By Serena Thompson
Bone crushing pain surges throughout her body. For Tisha Samuels this is a normal pain. Samuels is a victim of sickle cell disease. Sickle Cell affects up to 100,000 people a year mainly African Americans.
“It feels like someone is trying to break every bone in your body all at the same time. It depends on where it was at in your body. It affected my arms and legs making it hard to walk and even hard to breath,” Samuels said
Sickle Cell is a blood disorder that is caused by a gene mutation. It causes your red blood cells to form like crescents instead of forming full circles. It can clog blood vessels ,which blocks blood flow in you body. Leading to symptoms such as pain,fatigue,swelling of joints,etc.

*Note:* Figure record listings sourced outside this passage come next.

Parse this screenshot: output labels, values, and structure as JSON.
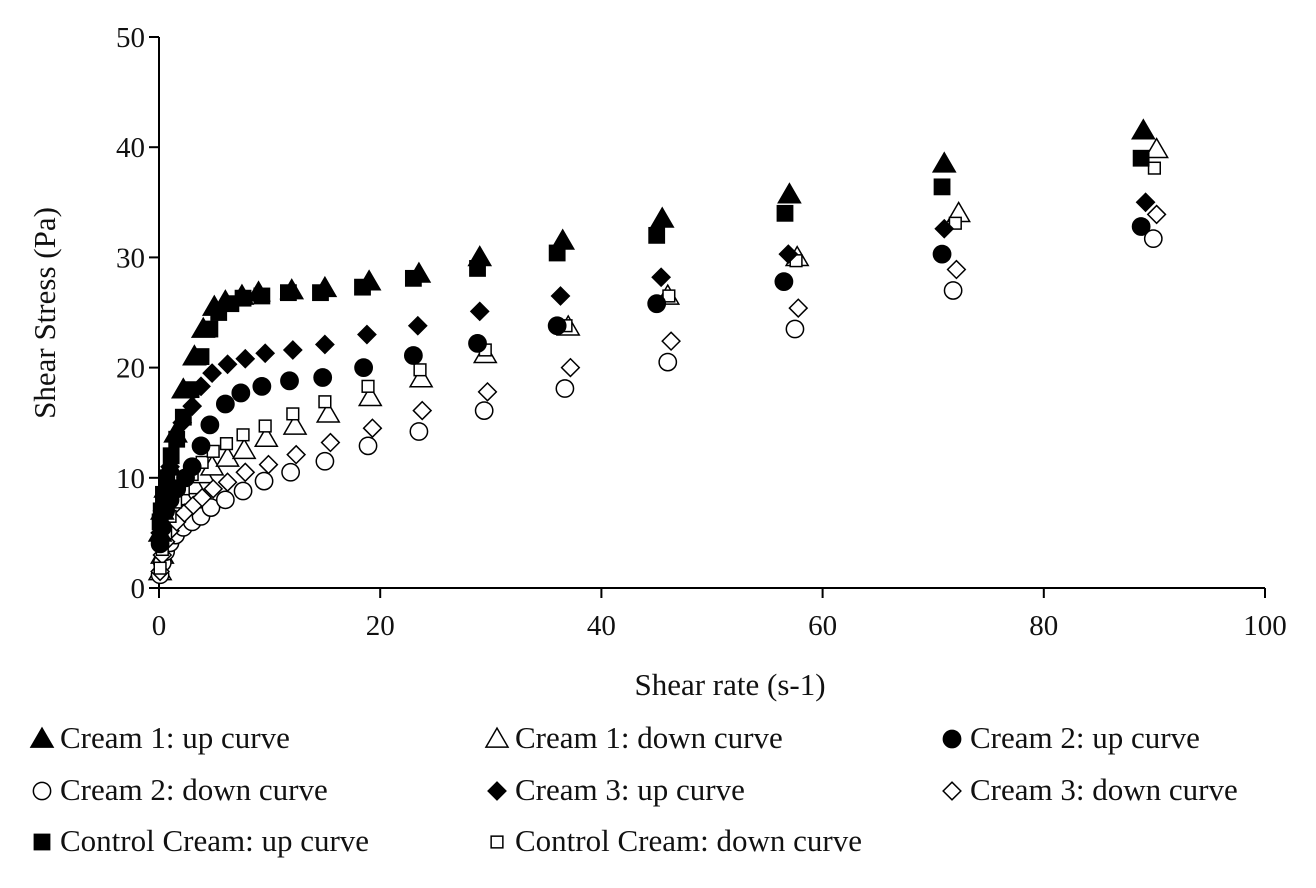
{
  "chart_data": {
    "type": "scatter",
    "title": "",
    "xlabel": "Shear rate (s-1)",
    "ylabel": "Shear Stress (Pa)",
    "xlim": [
      0,
      100
    ],
    "ylim": [
      0,
      50
    ],
    "xticks": [
      0,
      20,
      40,
      60,
      80,
      100
    ],
    "yticks": [
      0,
      10,
      20,
      30,
      40,
      50
    ],
    "grid": false,
    "legend_position": "bottom",
    "series": [
      {
        "name": "Cream 1: up curve",
        "marker": "triangle",
        "filled": true,
        "x": [
          0.1,
          0.3,
          0.6,
          1.0,
          1.5,
          2.2,
          3.2,
          4.0,
          5.0,
          6.0,
          7.5,
          9.0,
          12.0,
          15.0,
          19.0,
          23.5,
          29.0,
          36.5,
          45.5,
          57.0,
          71.0,
          89.0
        ],
        "y": [
          5.0,
          7.0,
          9.0,
          11.0,
          14.0,
          18.0,
          21.0,
          23.5,
          25.5,
          26.0,
          26.5,
          26.8,
          27.0,
          27.2,
          27.8,
          28.5,
          30.0,
          31.5,
          33.5,
          35.7,
          38.5,
          41.5
        ]
      },
      {
        "name": "Cream 1: down curve",
        "marker": "triangle",
        "filled": false,
        "x": [
          0.1,
          0.3,
          0.6,
          1.0,
          1.5,
          2.2,
          3.2,
          4.0,
          4.8,
          6.2,
          7.7,
          9.7,
          12.3,
          15.3,
          19.1,
          23.7,
          29.5,
          37.0,
          46.0,
          57.7,
          72.3,
          90.2
        ],
        "y": [
          1.5,
          3.0,
          4.5,
          5.8,
          7.0,
          8.3,
          9.3,
          10.3,
          11.0,
          11.8,
          12.5,
          13.6,
          14.7,
          15.8,
          17.3,
          19.0,
          21.2,
          23.7,
          26.5,
          30.0,
          34.0,
          39.8
        ]
      },
      {
        "name": "Cream 2: up curve",
        "marker": "circle",
        "filled": true,
        "x": [
          0.1,
          0.3,
          0.6,
          1.0,
          1.6,
          2.4,
          3.0,
          3.8,
          4.6,
          6.0,
          7.4,
          9.3,
          11.8,
          14.8,
          18.5,
          23.0,
          28.8,
          36.0,
          45.0,
          56.5,
          70.8,
          88.8
        ],
        "y": [
          4.0,
          5.5,
          7.0,
          8.0,
          9.0,
          10.0,
          11.0,
          12.9,
          14.8,
          16.7,
          17.7,
          18.3,
          18.8,
          19.1,
          20.0,
          21.1,
          22.2,
          23.8,
          25.8,
          27.8,
          30.3,
          32.8
        ]
      },
      {
        "name": "Cream 2: down curve",
        "marker": "circle",
        "filled": false,
        "x": [
          0.1,
          0.3,
          0.6,
          1.0,
          1.5,
          2.2,
          3.0,
          3.8,
          4.7,
          6.0,
          7.6,
          9.5,
          11.9,
          15.0,
          18.9,
          23.5,
          29.4,
          36.7,
          46.0,
          57.5,
          71.8,
          89.9
        ],
        "y": [
          1.2,
          2.3,
          3.3,
          4.1,
          4.8,
          5.5,
          6.0,
          6.5,
          7.3,
          8.0,
          8.8,
          9.7,
          10.5,
          11.5,
          12.9,
          14.2,
          16.1,
          18.1,
          20.5,
          23.5,
          27.0,
          31.7
        ]
      },
      {
        "name": "Cream 3: up curve",
        "marker": "diamond",
        "filled": true,
        "x": [
          0.1,
          0.3,
          0.6,
          1.0,
          1.5,
          2.1,
          3.0,
          3.8,
          4.8,
          6.2,
          7.8,
          9.6,
          12.1,
          15.0,
          18.8,
          23.4,
          29.0,
          36.3,
          45.4,
          56.9,
          71.0,
          89.2
        ],
        "y": [
          5.0,
          7.0,
          9.0,
          11.0,
          13.5,
          15.0,
          16.5,
          18.3,
          19.5,
          20.3,
          20.8,
          21.3,
          21.6,
          22.1,
          23.0,
          23.8,
          25.1,
          26.5,
          28.2,
          30.3,
          32.6,
          35.0
        ]
      },
      {
        "name": "Cream 3: down curve",
        "marker": "diamond",
        "filled": false,
        "x": [
          0.1,
          0.3,
          0.6,
          1.0,
          1.6,
          2.3,
          3.1,
          3.9,
          4.9,
          6.2,
          7.8,
          9.9,
          12.4,
          15.5,
          19.3,
          23.8,
          29.7,
          37.2,
          46.3,
          57.8,
          72.1,
          90.2
        ],
        "y": [
          1.5,
          3.0,
          4.2,
          5.2,
          6.0,
          6.8,
          7.5,
          8.2,
          9.0,
          9.6,
          10.5,
          11.2,
          12.1,
          13.2,
          14.5,
          16.1,
          17.8,
          20.0,
          22.4,
          25.4,
          28.9,
          33.9
        ]
      },
      {
        "name": "Control Cream: up curve",
        "marker": "square",
        "filled": true,
        "x": [
          0.1,
          0.2,
          0.4,
          0.7,
          1.1,
          1.6,
          2.2,
          2.9,
          3.8,
          4.6,
          5.4,
          6.5,
          7.6,
          9.3,
          11.7,
          14.6,
          18.4,
          23.0,
          28.8,
          36.0,
          45.0,
          56.6,
          70.8,
          88.8
        ],
        "y": [
          6.0,
          7.0,
          8.5,
          10.0,
          12.0,
          13.5,
          15.5,
          18.0,
          21.0,
          23.5,
          25.0,
          25.8,
          26.3,
          26.5,
          26.8,
          26.8,
          27.3,
          28.1,
          29.0,
          30.4,
          32.0,
          34.0,
          36.4,
          39.0
        ]
      },
      {
        "name": "Control Cream: down curve",
        "marker": "square",
        "filled": false,
        "x": [
          0.1,
          0.3,
          0.6,
          1.0,
          1.5,
          2.2,
          3.0,
          3.9,
          4.9,
          6.1,
          7.6,
          9.6,
          12.1,
          15.0,
          18.9,
          23.6,
          29.5,
          36.8,
          46.1,
          57.6,
          72.0,
          90.0
        ],
        "y": [
          1.8,
          3.5,
          5.0,
          6.5,
          7.8,
          9.0,
          10.3,
          11.4,
          12.4,
          13.1,
          13.9,
          14.7,
          15.8,
          16.9,
          18.3,
          19.8,
          21.6,
          23.8,
          26.5,
          29.7,
          33.1,
          38.1
        ]
      }
    ]
  }
}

Patients are given countless ways to treat their symptoms. One of the most effective ways is medication. Hydroxyurea is one of the very few medications used to treat sickle cell. Since hydroxyurea has been used to treat Sickle Cell pain crisis have gone down by 50%. Also its help increase the life expectancy. Dr. Martin Steinburg says, “We haven’t yet seen patients develop cancer or leukemia or have unexpected side effects. The second conclusion is that the data suggest. that these patients who take hydroxyurea have reduced mortality compared to the patients who didn’t take the drug. We’re excited and encouraged by the news,”
Recently scientists and researchers have been studying new ways to treat sickle cell. Fortunately for Samuels she’s been given the opportunity to participate in a clinical trial. More specifically gene therapy. Gene therapy has helped transform her life.
“I wanted to be able to give myself the life I’ve always dreamed of.I didn’t know how it would turn out but I’m glad I did it. Even if I did remain with sickle the research that went forth would help the future,” Samuels said.
Gene therapy is an experiment that alters the gene in your body that causes the disease. In sickle cell the HBB gene is altered. Doctors take the cells in the patient and replace the genes inside of the cells. Then put them back into their body.
“These therapies should work within a patient with SC disease. It’s always worth checking with the investigators who do that,” Dr. Ed Benz said.
For Samuels, gene therapy has changed her life in a big way. She continues to advocate for clinical trials in many ways.
“I’m excited about the advances that has been in sickle cell.On my social media accounts I’m always telling people my story. I’m advocating here just to let people know about clinical trials. There has been so much development since I was diagnosed, so there’s a lot of treatment out there, Samuels said.